The big difference between POSIX and SysV shared memory is how you refer to the segment — SysV uses a numeric key, while POSIX uses a path.
mmap
The last way of sharing memory involves no specialized APIs. It’s just plain ol’ mmap on an open file. For completeness, here’s the function:
void mmap_shm() { int fd; void *ptr; fd = open("/tmp/blah", O_RDWR | O_CREAT, 0666); printf("open returned %d (%d: %s)\n", fd, errno, strerror(errno)); ftruncate(fd, 4096); /* IMPORTANT! */ ptr = mmap(NULL, 4096, PROT_READ | PROT_WRITE, MAP_SHARED, fd, 0); printf("mmap returned %p (%d: %s)\n", ptr, errno, strerror(errno)); }
It is very similar to the POSIX shm code example. As before, we need the ftruncate to make the shared file non-empty.
pmap
In case you’ve wondered what SysV or POSIX shm segments look like on Illumos, here’s the pmap output for a process that basically runs the first two examples above.
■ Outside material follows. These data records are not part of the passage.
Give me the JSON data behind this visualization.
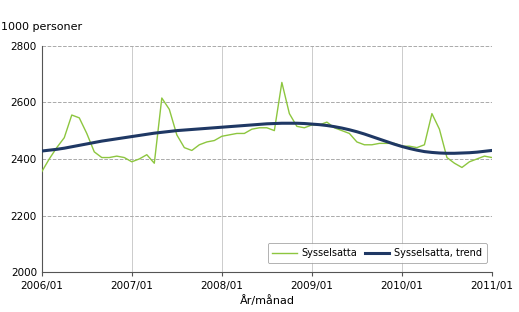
{
  "ylabel": "1000 personer",
  "xlabel": "År/månad",
  "ylim": [
    2000,
    2800
  ],
  "yticks": [
    2000,
    2200,
    2400,
    2600,
    2800
  ],
  "xtick_labels": [
    "2006/01",
    "2007/01",
    "2008/01",
    "2009/01",
    "2010/01",
    "2011/01"
  ],
  "xtick_positions": [
    0,
    12,
    24,
    36,
    48,
    60
  ],
  "xlim": [
    0,
    60
  ],
  "sysselsatta_color": "#8dc63f",
  "trend_color": "#1f3864",
  "sysselsatta_lw": 1.0,
  "trend_lw": 2.2,
  "legend_labels": [
    "Sysselsatta",
    "Sysselsatta, trend"
  ],
  "sysselsatta": [
    2355,
    2400,
    2440,
    2475,
    2555,
    2545,
    2490,
    2425,
    2405,
    2405,
    2410,
    2405,
    2390,
    2400,
    2415,
    2385,
    2615,
    2575,
    2485,
    2440,
    2430,
    2450,
    2460,
    2465,
    2480,
    2485,
    2490,
    2490,
    2505,
    2510,
    2510,
    2500,
    2670,
    2560,
    2515,
    2510,
    2520,
    2520,
    2530,
    2510,
    2500,
    2490,
    2460,
    2450,
    2450,
    2455,
    2455,
    2455,
    2445,
    2445,
    2440,
    2450,
    2560,
    2505,
    2405,
    2385,
    2370,
    2390,
    2400,
    2410,
    2405
  ],
  "trend": [
    2428,
    2431,
    2434,
    2438,
    2443,
    2448,
    2453,
    2458,
    2463,
    2467,
    2471,
    2475,
    2479,
    2483,
    2487,
    2491,
    2494,
    2497,
    2500,
    2502,
    2504,
    2506,
    2508,
    2510,
    2512,
    2514,
    2516,
    2518,
    2520,
    2522,
    2524,
    2525,
    2526,
    2526,
    2526,
    2525,
    2523,
    2521,
    2518,
    2514,
    2509,
    2503,
    2496,
    2488,
    2479,
    2470,
    2461,
    2452,
    2444,
    2437,
    2431,
    2426,
    2423,
    2421,
    2420,
    2420,
    2421,
    2422,
    2424,
    2427,
    2430
  ]
}
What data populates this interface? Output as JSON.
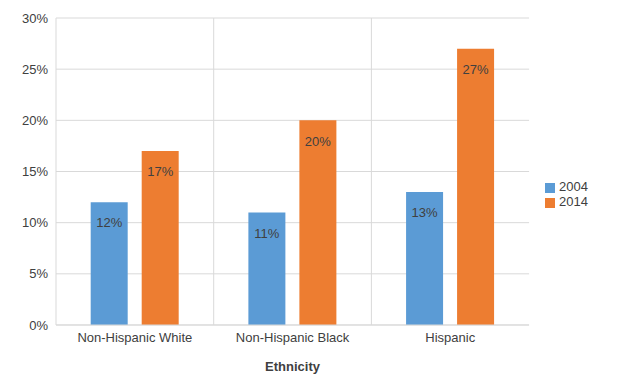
{
  "chart_data": {
    "type": "bar",
    "x_label": "Ethnicity",
    "categories": [
      "Non-Hispanic White",
      "Non-Hispanic Black",
      "Hispanic"
    ],
    "series": [
      {
        "name": "2004",
        "color": "#5b9bd5",
        "values": [
          12,
          11,
          13
        ],
        "value_labels": [
          "12%",
          "11%",
          "13%"
        ]
      },
      {
        "name": "2014",
        "color": "#ed7d31",
        "values": [
          17,
          20,
          27
        ],
        "value_labels": [
          "17%",
          "20%",
          "27%"
        ]
      }
    ],
    "ylim": [
      0,
      30
    ],
    "yticks": [
      {
        "value": 0,
        "label": "0%"
      },
      {
        "value": 5,
        "label": "5%"
      },
      {
        "value": 10,
        "label": "10%"
      },
      {
        "value": 15,
        "label": "15%"
      },
      {
        "value": 20,
        "label": "20%"
      },
      {
        "value": 25,
        "label": "25%"
      },
      {
        "value": 30,
        "label": "30%"
      }
    ],
    "grid": true,
    "legend": "right",
    "data_labels": true
  }
}
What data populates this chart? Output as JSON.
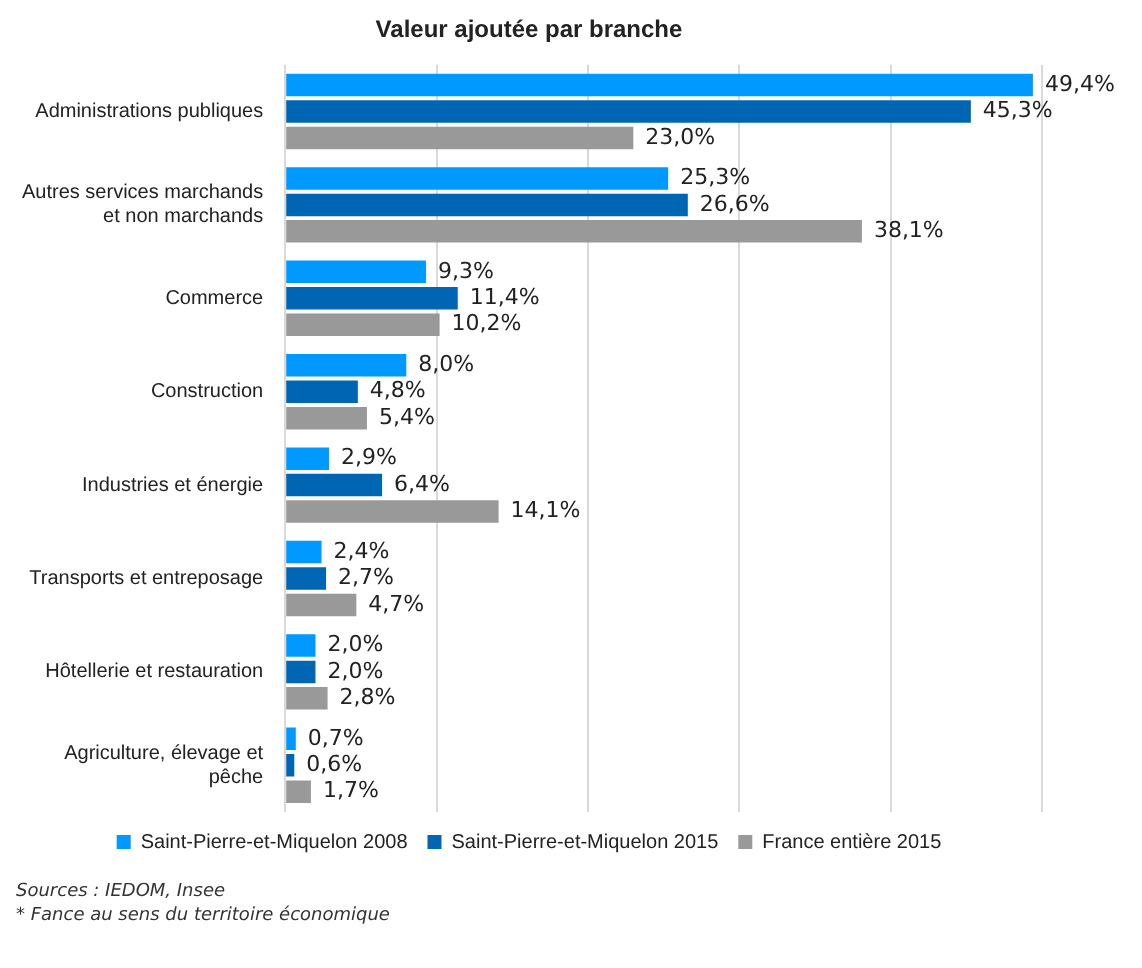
{
  "chart_data": {
    "type": "bar",
    "orientation": "horizontal",
    "title": "Valeur ajoutée par branche",
    "categories": [
      "Administrations publiques",
      "Autres services marchands et non marchands",
      "Commerce",
      "Construction",
      "Industries et énergie",
      "Transports et entreposage",
      "Hôtellerie et restauration",
      "Agriculture, élevage et pêche"
    ],
    "series": [
      {
        "name": "Saint-Pierre-et-Miquelon 2008",
        "color": "#0099ff",
        "values": [
          49.4,
          25.3,
          9.3,
          8.0,
          2.9,
          2.4,
          2.0,
          0.7
        ],
        "value_labels": [
          "49,4%",
          "25,3%",
          "9,3%",
          "8,0%",
          "2,9%",
          "2,4%",
          "2,0%",
          "0,7%"
        ]
      },
      {
        "name": "Saint-Pierre-et-Miquelon 2015",
        "color": "#0066b3",
        "values": [
          45.3,
          26.6,
          11.4,
          4.8,
          6.4,
          2.7,
          2.0,
          0.6
        ],
        "value_labels": [
          "45,3%",
          "26,6%",
          "11,4%",
          "4,8%",
          "6,4%",
          "2,7%",
          "2,0%",
          "0,6%"
        ]
      },
      {
        "name": "France entière 2015",
        "color": "#999999",
        "values": [
          23.0,
          38.1,
          10.2,
          5.4,
          14.1,
          4.7,
          2.8,
          1.7
        ],
        "value_labels": [
          "23,0%",
          "38,1%",
          "10,2%",
          "5,4%",
          "14,1%",
          "4,7%",
          "2,8%",
          "1,7%"
        ]
      }
    ],
    "xlim": [
      0,
      50
    ],
    "xticks": [
      {
        "value": 0,
        "label": null
      },
      {
        "value": 10,
        "label": null
      },
      {
        "value": 20,
        "label": null
      },
      {
        "value": 30,
        "label": null
      },
      {
        "value": 40,
        "label": null
      },
      {
        "value": 50,
        "label": null
      }
    ],
    "grid": "x",
    "legend": "bottom",
    "tick_labels": "y",
    "annotations": [
      "Sources : IEDOM, Insee",
      "* Fance au sens du territoire économique"
    ]
  }
}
6343: ./a.out 0000000000400000 8K r-x-- /storage/home/jeffpc/src/shm/a.out 0000000000411000 4K rw--- /storage/home/jeffpc/src/shm/a.out 0000000000412000 16K rw--- [ heap ] FFFFFD7FFF160000 4K rwxs- [ dism shmid=0x13 ] FFFFFD7FFF170000 4K rw-s- /tmp/.SHMDblah FFFFFD7FFF180000 24K rwx-- [ anon ] FFFFFD7FFF190000 4K rwx-- [ anon ] FFFFFD7FFF1A0000 1596K r-x-- /lib/amd64/libc.so.1 FFFFFD7FFF33F000 52K rw--- /lib/amd64/libc.so.1 FFFFFD7FFF34C000 8K rw--- /lib/amd64/libc.so.1 FFFFFD7FFF350000 4K rwx-- [ anon ] FFFFFD7FFF360000 4K rwx-- [ anon ] FFFFFD7FFF370000 4K rw--- [ anon ] FFFFFD7FFF380000 4K rw--- [ anon ] FFFFFD7FFF390000 4K rwx-- [ anon ] FFFFFD7FFF393000 348K r-x-- /lib/amd64/ld.so.1 FFFFFD7FFF3FA000 12K rwx-- /lib/amd64/ld.so.1 FFFFFD7FFF3FD000 8K rwx-- /lib/amd64/ld.so.1 FFFFFD7FFFDFD000 12K rw--- [ stack ] total 2120K
You can see that the POSIX shm file got mapped in the standard way (address FFFFFD7FFF170000). The SysV shm segment is special — it is not a plain old memory map (address FFFFFD7FFF160000).
That’s it for today. I’m going to talk about segment types in the different post in the near future.